I hope that when it really counts, my son will choose well since he’s watched his parents support one another through good times and bad.

My 9-year-old son has always been partial to blonds. I suppose this should hurt my brunette feelings, but I’ve grown used to it. Since preschool, he’s been open about which girls he finds pretty and which he finds nice. The two never overlap. He seems to prefer the aloof, high-maintenance types who won’t wrinkle their clothes at recess. Those who will chase him with a lightsaber are apparently not challenging enough for anything more than camaraderie.

So it was hardly a surprise when my son’s current crush pushed him aside during a class photo and announced, “My mother says that I have a face made for the camera.” Their teacher laughed, replying that daily primping must pay off in terms of photography. It is true that the object of my son’s affection is blessed with a face that invites admiring stares. According to her, he’s not as lucky. Apparently, the negative attention only makes her more alluring.

Considerate behavior is not a requirement for admittance into my son’s heart. Blond hair and big blue eyes are the only costs of admission. Although he could seemingly care less about kindness, dependability, or empathy, I’ve decided not to lecture him in the hopes that his behavior is completely normal and age-appropriate. We are late bloomers when it comes to affairs of the heart.

Even into my mid-twenties, I considered a swagger, a souped-up car, and a bad attitude challenging and alluring. In fact, when I met my husband, I almost passed because I thought that he was too nice. Because he felt like an old friend, the relationship seemed too easy. I don’t know that I ever made a conscious decision to redefine my type. Over time, I just found that I preferred being treated with respect and that contentment is actually every bit as exciting as angst.
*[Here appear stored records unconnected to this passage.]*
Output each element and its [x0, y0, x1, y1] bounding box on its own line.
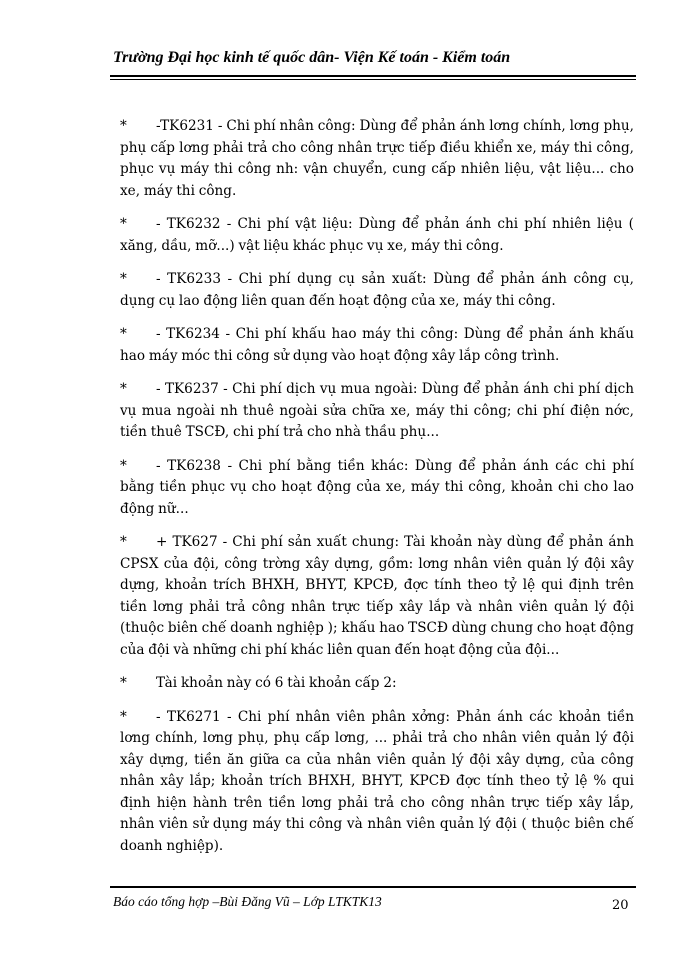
paragraph-text: -TK6231 - Chi phí nhân công: Dùng để phản ánh lơng chính, lơng phụ, phụ cấp lơng phải trả cho công nhân trực tiếp điều khiển xe, máy thi công, phục vụ máy thi công nh: vận chuyển, cung cấp nhiên liệu, vật liệu... cho xe, máy thi công. — [120, 118, 634, 199]
paragraph — [120, 673, 634, 695]
page-number: 20 — [612, 898, 629, 913]
bullet-marker: * — [120, 326, 127, 342]
bullet-marker: * — [120, 271, 127, 287]
bullet-marker: * — [120, 675, 127, 691]
bullet-marker: * — [120, 118, 127, 134]
paragraph-text: - TK6232 - Chi phí vật liệu: Dùng để phản ánh chi phí nhiên liệu ( xăng, dầu, mỡ...) vật liệu khác phục vụ xe, máy thi công. — [120, 216, 634, 254]
bullet-marker: * — [120, 708, 127, 725]
paragraph — [120, 116, 634, 202]
paragraph — [120, 379, 634, 444]
header-divider — [110, 75, 636, 77]
paragraph — [120, 269, 634, 312]
paragraph — [120, 532, 634, 661]
footer-divider — [110, 886, 636, 888]
paragraph-text: - TK6233 - Chi phí dụng cụ sản xuất: Dùng để phản ánh công cụ, dụng cụ lao động liên quan đến hoạt động của xe, máy thi công. — [120, 271, 634, 309]
paragraph-text: - TK6234 - Chi phí khấu hao máy thi công: Dùng để phản ánh khấu hao máy móc thi công sử dụng vào hoạt động xây lắp công trình. — [120, 326, 634, 364]
footer-text: Báo cáo tổng hợp –Bùi Đăng Vũ – Lớp LTKTK13 — [113, 894, 382, 909]
paragraph — [120, 214, 634, 257]
document-body — [120, 116, 634, 869]
paragraph-text: - TK6238 - Chi phí bằng tiền khác: Dùng để phản ánh các chi phí bằng tiền phục vụ cho hoạt động của xe, máy thi công, khoản chi cho lao động nữ... — [120, 457, 634, 517]
paragraph-text: + TK627 - Chi phí sản xuất chung: Tài khoản này dùng để phản ánh CPSX của đội, công trờng xây dựng, gồm: lơng nhân viên quản lý đội xây dựng, khoản trích BHXH, BHYT, KPCĐ, đợc tính theo tỷ lệ qui định trên tiền lơng phải trả công nhân trực tiếp xây lắp và nhân viên quản lý đội (thuộc biên chế doanh nghiệp ); khấu hao TSCĐ dùng chung cho hoạt động của đội và những chi phí khác liên quan đến hoạt động của đội... — [120, 534, 634, 658]
paragraph-text: - TK6237 - Chi phí dịch vụ mua ngoài: Dùng để phản ánh chi phí dịch vụ mua ngoài nh thuê ngoài sửa chữa xe, máy thi công; chi phí điện nớc, tiền thuê TSCĐ, chi phí trả cho nhà thầu phụ... — [120, 381, 634, 440]
bullet-marker: * — [120, 216, 127, 232]
paragraph-text: - TK6271 - Chi phí nhân viên phân xởng: Phản ánh các khoản tiền lơng chính, lơng phụ, phụ cấp lơng, ... phải trả cho nhân viên quản lý đội xây dựng, tiền ăn giữa ca của nhân viên quản lý đội xây dựng, của công nhân xây lắp; khoản trích BHXH, BHYT, KPCĐ đợc tính theo tỷ lệ % qui định hiện hành trên tiền lơng phải trả cho công nhân trực tiếp xây lắp, nhân viên sử dụng máy thi công và nhân viên quản lý đội ( thuộc biên chế doanh nghiệp). — [120, 708, 634, 854]
bullet-marker: * — [120, 457, 127, 474]
paragraph — [120, 456, 634, 521]
page-header: Trường Đại học kinh tế quốc dân- Viện Kế toán - Kiểm toán — [113, 49, 511, 66]
bullet-marker: * — [120, 534, 127, 550]
paragraph — [120, 324, 634, 367]
bullet-marker: * — [120, 381, 127, 397]
paragraph-text: Tài khoản này có 6 tài khoản cấp 2: — [156, 675, 397, 691]
paragraph — [120, 707, 634, 858]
When I was chasing unattainable, irresponsible types, my grandmother used to click her tongue and scold, “Excitement and looks fade. True compatibility is forever. When you face life’s challenges, you’ll wish your partner was also your friend.” I used to roll my eyes and sigh, thinking that these old-fashioned rules did not apply to me. But now that I am both a wife and a mother, I know that my grandmother was absolutely right. I’ve learned there is nothing more appealing than a partner willing to change a diaper or cook a meal. Likewise, the sound of my husband singing over the baby monitor brings true happiness to my heart.

In light of these truths, I really want to tell my little Romeo that he shouldn’t turn a blind eye on anyone with whom friendship is effortless. Any girl willing to stand by him and defend the galaxy is worth a second look. I want to tell him that he deserves a partner who appreciates his goofy sense of humor and values his generous heart. I want him to realize that when the roof is leaking, when the kids are sick, and when the car won’t start, a partner chosen for physical attributes may not fare as well as someone who is patient, kind, and supportive. I hope that when it really counts, my son will choose well since he’s watched his parents support one another through good times and bad.

My husband is a handsome man, but if his looks changed tomorrow, I would still love him every bit as much because he is my closest friend and the only other person in the world who loves my children as I do. One day, I hope those same children realize that a person’s heart and kind spirit are just as important as the face and body that houses them and can be every bit as beautiful.